Verladen des V-Wagen im Bahnhof Ljuban
V-Wagen steht für Versorgungswagen, etwa 350.000 (Normalrad-) LKW wurden auf deutscher Seite im 2. Weltkrieg produziert. Ljuban wird auch Lyuban geschrieben, während Gruber hier "Bahnhof Luban" benutzt, von dessen Verladerampe dieser LKW mit Hilfe des Soldaten auf den Waggon rangiert. Typisch "Barras" könnten Spötter sagen - einer arbeitet, sechs Mann schauen zu...

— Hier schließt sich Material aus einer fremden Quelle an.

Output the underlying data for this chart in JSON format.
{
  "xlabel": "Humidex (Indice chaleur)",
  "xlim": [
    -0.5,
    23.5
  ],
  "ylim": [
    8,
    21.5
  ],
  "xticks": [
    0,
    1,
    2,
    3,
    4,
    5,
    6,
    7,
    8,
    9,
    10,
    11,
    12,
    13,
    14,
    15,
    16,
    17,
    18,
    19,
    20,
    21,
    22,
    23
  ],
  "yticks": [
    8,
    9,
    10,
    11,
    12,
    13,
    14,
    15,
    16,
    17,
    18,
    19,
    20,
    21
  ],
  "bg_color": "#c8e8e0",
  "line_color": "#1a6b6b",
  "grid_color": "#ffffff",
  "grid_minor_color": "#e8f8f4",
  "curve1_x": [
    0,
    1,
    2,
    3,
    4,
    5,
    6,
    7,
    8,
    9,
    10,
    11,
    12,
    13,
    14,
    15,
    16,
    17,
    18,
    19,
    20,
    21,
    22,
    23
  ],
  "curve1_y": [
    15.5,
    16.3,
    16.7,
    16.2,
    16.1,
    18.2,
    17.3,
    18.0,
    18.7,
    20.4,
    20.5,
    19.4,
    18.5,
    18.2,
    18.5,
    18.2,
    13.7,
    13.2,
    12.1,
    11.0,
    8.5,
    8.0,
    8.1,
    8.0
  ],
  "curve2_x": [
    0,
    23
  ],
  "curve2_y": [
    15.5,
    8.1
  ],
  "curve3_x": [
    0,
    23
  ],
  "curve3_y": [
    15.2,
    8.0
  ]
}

Das Foto fängt eine sehr typische Szene militärischer Logistik ein, die trotz des simplen Vorgangs – die Verladung eines Versorgungs-LKWs auf einen Waggon im Bahnhof Ljuban – einen tiefen Einblick in den Arbeitsalltag der Wehrmacht gibt.
Hier sind die Details dazu:
Logistische Routine: Die Verladung von Gerät, wie hier der LKW, auf Niederbordwagen war eine notwendige Routine, um die Mobilität der Einheiten über die Schiene sicherzustellen.
Der "Barras"-Aspekt: Dein Kommentar zu dem einen arbeitenden Soldaten und den zuschauenden Kameraden trifft den Kern der soldatischen Umgangssprache ("Barras"), die solche Szenen oft mit genau diesem ironischen Unterton kommentierte.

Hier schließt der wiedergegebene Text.